To develop the diagnostic approach, researchers recruited 538 participants across 11 clinical sites. Approximately half the participants had a concussion reported within two weeks of starting the study, while the other half of participants did not, but had conditions that might mimic concussion symptoms including anxiety, depression, attention deficit hyperactivity disorder, exercise-related fatigue, or chronic headaches.
The researchers used RNA sequencing to evaluate saliva samples from half of the participants, then used statistical modeling and machine learning to identify noticeable differences between the RNA profiles of participants with concussions and those without. Once they knew what RNA changes to look for, they tested more than 200 additional participants and were able to successfully identify which patients had concussions. The accuracy of the saliva approach performed favorably when compared with currently available tests involving balance and reaction time.
“This method has lots of promising applications,” Hicks says. “A rapid, reliable diagnostic means that early, appropriate action can be taken to alleviate the symptoms of patients with concussions.”
Hicks says the work expands upon a smaller pilot study that showed microRNA could be used to predict the duration of concussion symptoms and that further effort is needed to develop the test into a portable technology that can be used field-side by athletic trainers immediately after an injury occurs, by emergency responders at the scene of an accident, or by army medics on a battlefield.
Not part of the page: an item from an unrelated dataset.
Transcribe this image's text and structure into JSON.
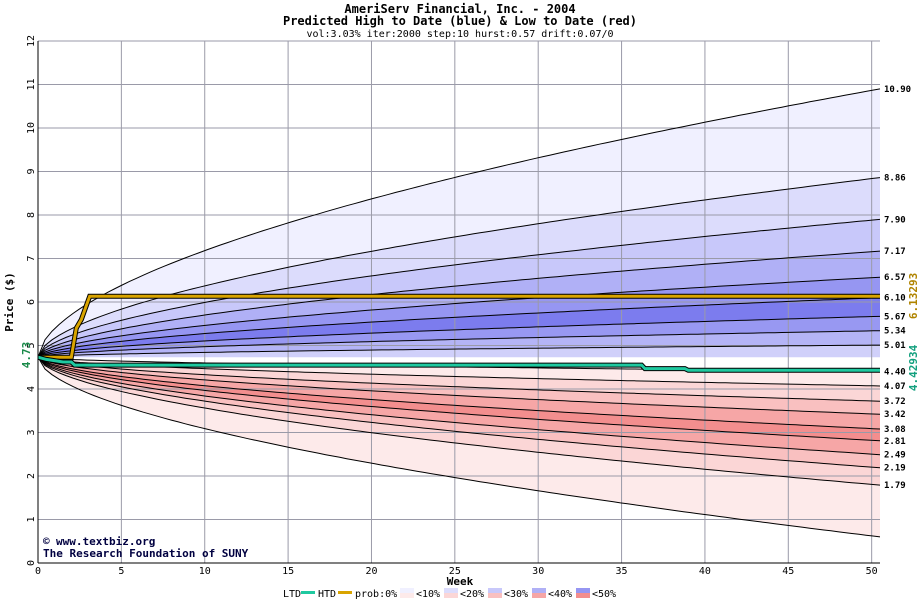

He is working with Quadrant Biosciences, which recently received a grant to do a larger clinical study to validate the method and further develop the technology.
The results appear in the journal Clinical and Translational Medicine.
Additional researchers are from Penn State, Quadrant Biosciences, State University of New York, Marist College, Vanderbilt University Medical Center, New York Institute of Technology College of Osteopathic Medicine, Colgate University, Walter Reed Army Institute of Research, Old Dominion University, Harvard Medical School, and State University of New York Upstate Medical University.
Funding for the research came from a sponsored research agreement between Quadrant Biosciences and the Penn State College of Medicine. The National Center for Advancing Translational Sciences through Penn State Clinical and Translational Science Institute also supported this research. The content is solely the responsibility of the authors and does not necessarily represent the official views of the NIH.
Hicks is a paid consultant for Quadrant Biosciences. Steve Hicks and Frank Middleton are scientific advisory board members for Quadrant Biosciences and are co-inventors of intellectual property related to saliva RNA biomarkers in concussion that are the subject of patent applications owned by the Penn State Research Foundation and the SUNY Upstate Research Foundation and licensed to Quadrant Biosciences. Coauthors Samantha DeVita, Gregory Fedorchak, and Aakanksha Rangnekar are paid employees of Quadrant Biosciences. Coauthor Christopher Neville is a member of the scientific advisory board and has an equity interest in Quadrant Biosciences Inc. Material has been reviewed by the Walter Reed Army Institute of Research and there is no objection to its presentation and/or publication. The opinions and assertions contained herein are the private views of the author and are not to be construed as official, or as reflecting true views of the Department of the Army or the Department of Defense. The investigators have adhered to the policies for the protection of human subjects as prescribed in AR 70-25.